- Born: Ethelinda Villaflor Soliven January 22, 1940 Manila, Philippine Islands, U.S.
- Died: September 6, 2020 (aged 80) Taguig, Philippines
- Education: University of Mount Saint Vincent
- Occupation: Journalist

= Ethel Soliven Timbol =

Filipino journalist (1940–2020)

Ethel Soliven Timbol (born Ethelinda Villaflor Soliven; 22 January 1940 - September 6, 2020) was a Filipina journalist and lifestyle editor of the Manila Bulletin, published in the Philippines. She was the ninth child of Congressman Benito Soliven and Pelagia Villaflor Soliven. She was the youngest sister of journalist Maximo V. Soliven.

She finished High School at St. Theresa's College in Manila. After two years of college at St. Theresa's, she left to study at the College of Mount Saint Vincent in Riverdale, New York, U.S.A. on a Knights of Columbus scholarship. She majored in English and Child Psychology.

Timbol joined the Manila Bulletin in 1960, handling the police beat at the Western Police District, which at that time included then patrolman, and later Manila Mayor Alfredo Lim. Aside from her reportorial beat, she was tapped to edit the Youth section, "The Page for the Young at Heart."

She has also been assigned to the beats covering the Department of Education, Trade and Industry, and the Commission on Elections, often meriting front-page stories in the tumultuous '60s and '70s.

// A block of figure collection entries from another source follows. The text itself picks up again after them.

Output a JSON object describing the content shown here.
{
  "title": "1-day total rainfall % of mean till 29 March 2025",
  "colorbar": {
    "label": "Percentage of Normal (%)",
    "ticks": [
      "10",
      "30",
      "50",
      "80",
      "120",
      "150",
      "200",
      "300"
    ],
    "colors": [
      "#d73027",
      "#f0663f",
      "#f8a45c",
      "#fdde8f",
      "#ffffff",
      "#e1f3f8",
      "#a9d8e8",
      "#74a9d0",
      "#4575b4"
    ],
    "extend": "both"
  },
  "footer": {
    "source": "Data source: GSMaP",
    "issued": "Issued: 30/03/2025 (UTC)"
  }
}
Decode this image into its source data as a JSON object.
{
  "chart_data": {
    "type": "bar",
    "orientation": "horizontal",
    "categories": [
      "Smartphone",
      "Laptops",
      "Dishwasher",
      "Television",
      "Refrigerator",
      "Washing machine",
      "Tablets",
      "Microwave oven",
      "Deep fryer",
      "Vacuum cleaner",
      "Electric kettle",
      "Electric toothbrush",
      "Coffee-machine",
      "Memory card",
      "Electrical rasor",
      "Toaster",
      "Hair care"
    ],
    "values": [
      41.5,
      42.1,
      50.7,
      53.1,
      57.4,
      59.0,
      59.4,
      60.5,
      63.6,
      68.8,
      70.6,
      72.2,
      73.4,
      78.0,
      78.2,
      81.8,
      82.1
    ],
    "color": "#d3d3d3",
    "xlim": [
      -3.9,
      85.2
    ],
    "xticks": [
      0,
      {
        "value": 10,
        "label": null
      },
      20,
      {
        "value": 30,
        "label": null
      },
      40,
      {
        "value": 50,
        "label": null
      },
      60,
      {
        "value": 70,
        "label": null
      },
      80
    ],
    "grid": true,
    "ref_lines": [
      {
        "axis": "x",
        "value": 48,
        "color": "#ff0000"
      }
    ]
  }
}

In 1976, she was appointed editor of the "Life & Leisure" and "Sunday Leisure" sections of the same newspaper. Apart from her editorial duties, she was a respected columnist, writing the twice weekly society column "Pacesetters," and the once weekly "Consumers' Observation Post," a consumer advocacy column, which she started with Deedee Sytangco.

In 1991, she received a special citation from the Manila Rotary Club for her consumer advocacy work.

She was a cancer survivor, recovering from colorectal cancer.

She retired from the Manila Bulletin on December 31, 2007, after 47 years of service.

On September 6 2020, she died at St. Luke's Hospital in BGC. She was 80 years old.

== Quotes ==

When asked about the difference between young people today and young people before, she replied: "The young people before called me Ethel, today they call me Ma'am."

"I always mean what I say when I say it. That may change later."

==Trivia==

She is the widely acknowledged "Dean of Philippine Lifestyle Editors."

The original caricature for her Pacesetters column included a cigarette in a long stemmed holder. When she stopped smoking in 1995, she asked that the cigarette be removed from the caricature.

The Life and Leisure and Sunday Leisure sections of Timbol generated the most advertising revenue for the Manila Bulletin.